I have a dream that one day this nation will rise up and live out the true meaning of its creed: "We hold these truths to be self-evident: that all men are created equal."

I have a dream that my four little children will one day live in a nation where they will not be judged by the color of their skin but by the content of their character.

With this faith we will be able to transform the jangling discords of our nation into a beautiful symphony of brotherhood. With this faith we will be able to work together, to pray together, to struggle together, to go to jail together, to stand up for freedom together, knowing that we will be free one day.

And when this happens, when we allow freedom to ring, when we let it ring from every village and every hamlet, from every state and every city, we will be able to speed up that day when all of God's children, black men and white men, Jews and Gentiles, Protestants and Catholics, will be able to join hands and sing in the words of the old Negro spiritual, "Free at last! free at last! thank God Almighty, we are free at last!"

Unless you're gay.



I suppose I could have summed up all of this with these few words ...

Fuck you, Solomon Brown.

12 comments:

Anonymous said...

I am so filled with sorrow at the contradictions in this election and the fact that bigotry is still alive and well at this late date.

How some people can call themselves Christians is beyond me.

Jessie

Marl said...

Amen to that.

Marl said...

Amen to that.

Cedar said...

Just imagine what would happen if Gay people took the streets and demanded our rights just like the blacks did back in the 60's. We would be hosed down, pushed back and people who we thought were our friends...well their true colors would come shining through.

Cedar said...

Kwach, Google Solomon Brown...there is an irony there...his name has quite the history...better people than he had it before him.

Jazz said...

Fuck you Solomon Brown indeed.

xup said...

I fully endorse the "fuck you Solomon Brown" motion. Issues like this shouldn't be decided by referendum because idiots like this get a vote based on spurious arguments. You have a demoncratically elected government and it's up to your government to enforce human rights issues as they're laid out in your constitution. They are afraid to do their job because it might not be popular, so they throw it out to "the people" to decide. That's never going to work. The federal government has to make a decision and then put some money into educting people on the rightness of that decision.

Jazz said...

I read yesterday that the whole CA gay marriage thing flopped because so many hispanics and blacks went out to vote because of Obama and traditionally they're anti gay marriage.

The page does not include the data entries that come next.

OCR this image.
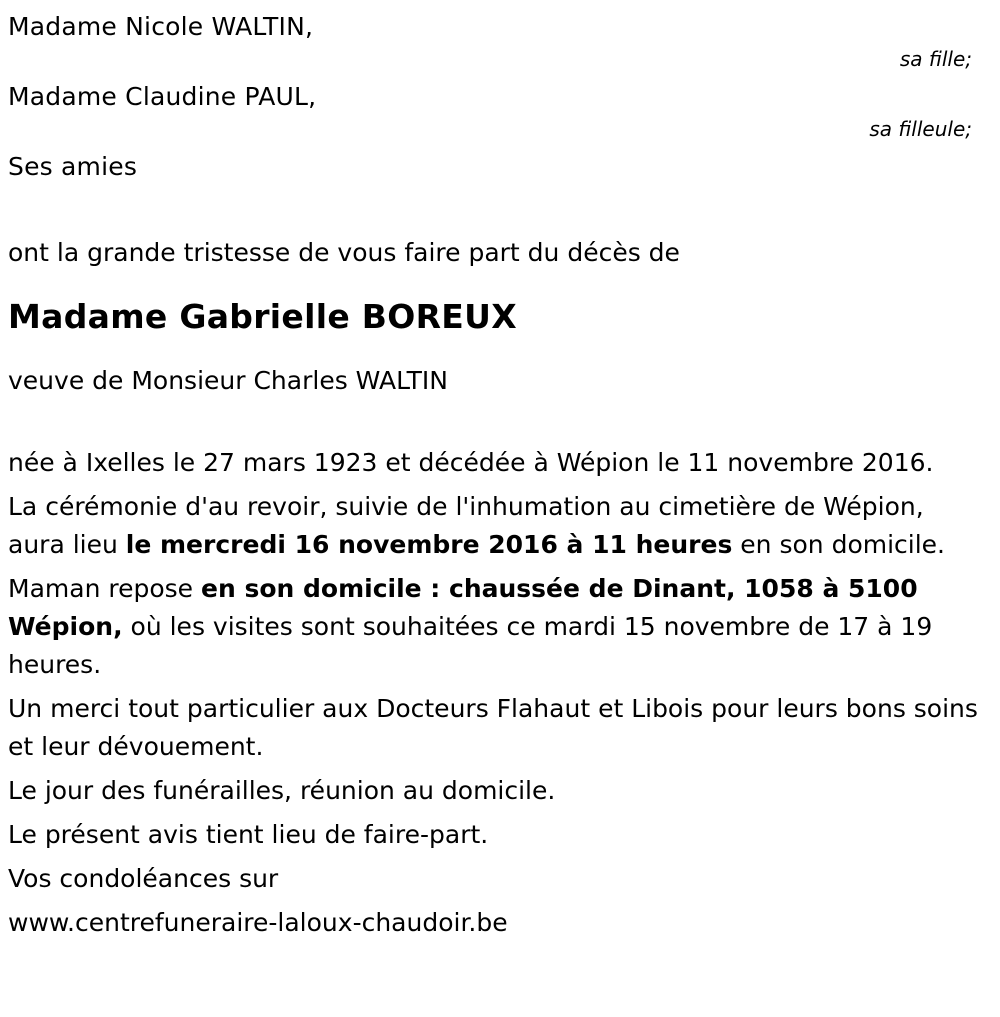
Madame Nicole WALTIN,
sa fille;
Madame Claudine PAUL,
sa filleule;
Ses amies
ont la grande tristesse de vous faire part du décès de
Madame Gabrielle BOREUX
veuve de Monsieur Charles WALTIN
née à Ixelles le 27 mars 1923 et décédée à Wépion le 11 novembre 2016.
La cérémonie d'au revoir, suivie de l'inhumation au cimetière de Wépion, aura lieu le mercredi 16 novembre 2016 à 11 heures en son domicile.
Maman repose en son domicile : chaussée de Dinant, 1058 à 5100 Wépion, où les visites sont souhaitées ce mardi 15 novembre de 17 à 19 heures.
Un merci tout particulier aux Docteurs Flahaut et Libois pour leurs bons soins et leur dévouement.
Le jour des funérailles, réunion au domicile.
Le présent avis tient lieu de faire-part.
Vos condoléances sur
www.centrefuneraire-laloux-chaudoir.be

If that's the case, well you're damned if you do and damned if you don't.

Michael Ejercito said...

Prop 8 is not discrimination; it applies equally to homosexuals and bigamists.

If an initiative allowed same-sex "marriage" for one but not the other, then I would oppose it for that reason in addition to my personal beliefs on what marriage is.

Cedar said...

Michael, I have no clue what you just said. Bigamist and Homosexuals? What does one have to do with the other? What did I miss?

Michael Ejercito said...

Proposition 8 defines marriage as between a man and a woman.

It makes no exceptions for homosexuals nor bigamists.

Kwach said...

Miquel, all forms of group marriage are already illegal. The point of Proposition 8 wasn't the word "one" ... it was the words "man and woman."

We aren't looking for a legal route to hedonism. We're looking for a legal route to the same mundane, ordinary, two-person marriage that our parents and siblings and co-workers and neighbors have. Whatever idea you have in your head about what "gay" is ... well, it's just not that exotic.